Но Тимоха только губами шевельнул. За него ответил стоявший подле носилок арестант:
— Шибко жарко, ваша светлость. Штурмовать, видно, собирается неприятель. Надо штурма ждать.
— Тебе откуда известно, чего ждать? — поморщился Меншиков. — Ты главнокомандующий… э-э… или начальник оборонительной дистанции?
— Никак нет, ваша светлость, — ответил арестант, смяв в руке свою обтрепанную фуражку.
— Нет? — притворно удивился Меншиков. — Значит, ты начальник штаба? И тебе известны все… э-э… предначертания… э-э… все виды?
— Не могу знать, ваша светлость, — снова ответил арестант, не понимая, чего хочет от него этот недобрый старик.
— Так откуда же тебе известно о штурме?
— По всему видать, ваша светлость. Во!.. Во!..
Лошадь Меншикова встала на дыбы, и главнокомандующий едва удержался в стременах. Два ядра одновременно упали посреди улицы и покатились под откос.

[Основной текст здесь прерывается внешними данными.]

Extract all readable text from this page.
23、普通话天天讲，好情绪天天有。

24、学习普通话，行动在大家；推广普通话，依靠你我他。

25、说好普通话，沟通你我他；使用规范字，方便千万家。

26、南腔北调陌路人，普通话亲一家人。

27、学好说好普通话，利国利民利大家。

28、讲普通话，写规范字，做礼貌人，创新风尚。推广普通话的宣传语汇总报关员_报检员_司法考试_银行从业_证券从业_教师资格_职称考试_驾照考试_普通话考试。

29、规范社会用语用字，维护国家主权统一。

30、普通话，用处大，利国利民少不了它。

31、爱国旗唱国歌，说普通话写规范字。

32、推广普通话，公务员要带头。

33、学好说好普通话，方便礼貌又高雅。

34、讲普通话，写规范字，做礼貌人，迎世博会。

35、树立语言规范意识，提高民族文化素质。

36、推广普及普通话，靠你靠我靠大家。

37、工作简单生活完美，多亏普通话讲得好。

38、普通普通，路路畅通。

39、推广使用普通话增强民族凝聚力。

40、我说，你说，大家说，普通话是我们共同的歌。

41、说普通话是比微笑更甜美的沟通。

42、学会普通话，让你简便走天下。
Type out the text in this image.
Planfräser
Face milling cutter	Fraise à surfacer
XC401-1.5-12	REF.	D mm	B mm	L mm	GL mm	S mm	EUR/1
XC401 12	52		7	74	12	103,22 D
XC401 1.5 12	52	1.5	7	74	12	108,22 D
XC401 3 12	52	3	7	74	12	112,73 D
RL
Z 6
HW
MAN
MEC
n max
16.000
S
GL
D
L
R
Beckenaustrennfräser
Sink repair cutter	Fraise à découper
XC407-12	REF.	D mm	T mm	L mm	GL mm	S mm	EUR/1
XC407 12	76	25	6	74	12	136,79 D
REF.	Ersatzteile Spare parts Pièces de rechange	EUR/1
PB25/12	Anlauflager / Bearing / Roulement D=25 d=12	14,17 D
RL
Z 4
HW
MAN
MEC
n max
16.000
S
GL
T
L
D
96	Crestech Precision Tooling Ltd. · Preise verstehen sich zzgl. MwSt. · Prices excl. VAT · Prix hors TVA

— Какого полка? — зло крикнул Меншиков арестанту.
— Мы из острога, ваша светлость. Арестанты.
— Зарезал?
Арестанту это наконец надоело.
«Была не была, — подумал он. — Терять нам нечего. Может, сегодня мне и живым не быть…»
И, глядя прямо в лицо Меншикову, он ответил:
— Никак нет, ваша светлость. Мы — тяпкой. Помещица у нас была, Бурдюкова. Сколько ею народу умучено! Так мы ее тяпкой порешили, как в отпуск ездили. Чтобы, значит, такой гадине живой не быть.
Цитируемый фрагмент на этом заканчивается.